A Greek suezmax tanker needed a tow on Sunday after breaking down in the Suez Canal.
The Suez Canal Authority (SCA) said the 159,000-dwt Seavigour (built 2016) briefly disrupted traffic after it suffered engine failure.
Photos showed two tugs moving the million-barrel ship from a single shipping lane in the vital waterway.
SCA chairman and managing director Osama Rabie said in a statement that traffic in both directions had resumed as normal.
The tanker was heading from Russia to China, the authority added.
The last port call shown on AIS was Fos Sur Mer in France on 3 May.
An update from Sunday showed the Seavigour stopped near Port Said.
The vessel lost power at the 12km mark, SCA spokesperson George Safwat told Sky News.
The ship stopped in a single-lane section and was towed away to a double-lane stretch at the 17km mark.
The breakdown disrupted eight other ships behind the 274-metre Seavigour.
The vessel is operated by Thenamaris, which said it does not comment on commercial matters.
The Malta-flag tanker has no port state control detentions on its record.
Supramax and LR1 among recent Canal casualties
On 25 May, a Chinese-controlled supramax grounded in the Suez Canal but was swiftly freed by the SCA, Leth Agencies reported.
The 57,000-dwt Xin Hai Tong 23 (built 2010) got stuck at kilometre 159, causing delays to four northbound vessels.
It was refloated within a few hours.
And in April, the 73,000-dwt Torm LR1 tanker Torm Sara (built 2003) got stuck in the Great Bitter Lake.
Again, a refloating attempt was successful within a few hours.

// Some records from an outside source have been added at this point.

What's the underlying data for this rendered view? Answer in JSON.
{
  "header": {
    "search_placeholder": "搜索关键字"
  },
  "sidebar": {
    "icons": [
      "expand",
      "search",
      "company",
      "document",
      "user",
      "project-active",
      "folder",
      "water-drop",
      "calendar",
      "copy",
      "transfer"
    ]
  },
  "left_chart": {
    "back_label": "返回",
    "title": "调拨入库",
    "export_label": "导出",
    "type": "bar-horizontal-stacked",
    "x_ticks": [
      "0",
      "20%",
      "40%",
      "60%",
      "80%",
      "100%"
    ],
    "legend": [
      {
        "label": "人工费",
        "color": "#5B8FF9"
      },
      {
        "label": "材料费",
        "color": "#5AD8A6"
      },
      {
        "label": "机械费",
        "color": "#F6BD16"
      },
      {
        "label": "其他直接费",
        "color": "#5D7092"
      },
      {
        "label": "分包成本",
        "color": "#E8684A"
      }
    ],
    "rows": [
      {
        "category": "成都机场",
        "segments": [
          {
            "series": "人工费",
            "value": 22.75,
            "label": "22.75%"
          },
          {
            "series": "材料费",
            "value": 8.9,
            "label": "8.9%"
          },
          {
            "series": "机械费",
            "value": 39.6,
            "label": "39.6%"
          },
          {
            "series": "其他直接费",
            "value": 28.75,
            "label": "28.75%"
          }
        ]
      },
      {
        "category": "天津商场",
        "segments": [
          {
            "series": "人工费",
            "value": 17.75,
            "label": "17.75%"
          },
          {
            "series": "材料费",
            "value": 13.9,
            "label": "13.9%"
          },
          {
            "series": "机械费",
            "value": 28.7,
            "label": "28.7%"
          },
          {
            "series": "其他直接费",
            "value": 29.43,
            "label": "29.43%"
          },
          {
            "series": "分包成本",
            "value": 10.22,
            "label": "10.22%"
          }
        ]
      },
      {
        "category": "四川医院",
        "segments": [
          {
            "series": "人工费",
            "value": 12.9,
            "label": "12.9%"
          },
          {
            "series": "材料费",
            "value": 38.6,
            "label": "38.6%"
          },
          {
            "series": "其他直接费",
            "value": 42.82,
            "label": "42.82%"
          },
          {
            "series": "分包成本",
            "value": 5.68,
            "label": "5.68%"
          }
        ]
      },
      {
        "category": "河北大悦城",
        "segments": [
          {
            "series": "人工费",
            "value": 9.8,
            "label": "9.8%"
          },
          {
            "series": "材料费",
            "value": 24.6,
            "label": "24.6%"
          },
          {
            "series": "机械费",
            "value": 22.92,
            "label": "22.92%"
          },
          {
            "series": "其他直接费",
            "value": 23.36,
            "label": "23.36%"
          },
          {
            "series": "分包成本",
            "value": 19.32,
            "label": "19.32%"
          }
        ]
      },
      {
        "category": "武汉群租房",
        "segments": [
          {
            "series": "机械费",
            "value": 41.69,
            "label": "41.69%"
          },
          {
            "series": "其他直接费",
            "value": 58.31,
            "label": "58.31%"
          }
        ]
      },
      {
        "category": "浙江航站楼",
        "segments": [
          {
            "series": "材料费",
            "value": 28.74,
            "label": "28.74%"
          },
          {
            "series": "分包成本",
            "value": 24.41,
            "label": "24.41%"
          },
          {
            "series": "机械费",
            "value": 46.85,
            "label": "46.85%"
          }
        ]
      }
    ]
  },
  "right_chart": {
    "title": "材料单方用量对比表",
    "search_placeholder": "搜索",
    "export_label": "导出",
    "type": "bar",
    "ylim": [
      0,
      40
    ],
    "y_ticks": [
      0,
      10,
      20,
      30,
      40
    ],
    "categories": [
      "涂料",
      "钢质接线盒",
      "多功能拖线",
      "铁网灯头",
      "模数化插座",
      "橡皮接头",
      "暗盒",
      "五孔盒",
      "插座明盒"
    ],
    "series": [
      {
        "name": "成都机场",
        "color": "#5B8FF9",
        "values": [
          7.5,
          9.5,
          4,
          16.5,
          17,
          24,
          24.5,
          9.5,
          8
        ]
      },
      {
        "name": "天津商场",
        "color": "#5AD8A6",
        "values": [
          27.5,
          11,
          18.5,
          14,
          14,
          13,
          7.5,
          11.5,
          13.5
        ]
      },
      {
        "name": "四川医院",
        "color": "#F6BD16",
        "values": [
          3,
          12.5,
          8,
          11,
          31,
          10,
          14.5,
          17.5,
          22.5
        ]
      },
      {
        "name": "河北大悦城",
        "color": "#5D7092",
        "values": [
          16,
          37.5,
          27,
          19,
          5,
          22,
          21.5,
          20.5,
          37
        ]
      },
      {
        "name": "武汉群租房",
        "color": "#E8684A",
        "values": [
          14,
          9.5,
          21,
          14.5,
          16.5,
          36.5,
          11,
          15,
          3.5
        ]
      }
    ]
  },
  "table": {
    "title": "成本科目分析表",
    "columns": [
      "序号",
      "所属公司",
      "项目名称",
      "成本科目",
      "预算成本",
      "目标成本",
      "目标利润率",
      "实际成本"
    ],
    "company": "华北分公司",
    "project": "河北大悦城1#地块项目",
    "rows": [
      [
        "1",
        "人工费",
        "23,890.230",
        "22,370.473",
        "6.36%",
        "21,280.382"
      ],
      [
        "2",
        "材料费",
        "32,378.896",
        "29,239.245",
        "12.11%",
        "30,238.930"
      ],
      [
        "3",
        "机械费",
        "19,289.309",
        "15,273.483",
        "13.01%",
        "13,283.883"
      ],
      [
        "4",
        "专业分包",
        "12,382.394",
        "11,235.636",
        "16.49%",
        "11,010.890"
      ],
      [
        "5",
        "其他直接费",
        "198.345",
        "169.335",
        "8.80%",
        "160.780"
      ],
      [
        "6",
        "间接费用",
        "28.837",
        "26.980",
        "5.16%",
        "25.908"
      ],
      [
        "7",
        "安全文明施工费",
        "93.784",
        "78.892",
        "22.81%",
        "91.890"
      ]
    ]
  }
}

The spotlight on incidents in the canal has been fiercer than ever before since the dramatic grounding two years ago of the 20,388-teu Ever Given (built 2018), which brought a large part of world trade to a standstill for almost a week.
The boxship grounded on 23 March 2021, blocking the canal for six days and becoming front-page news around the world.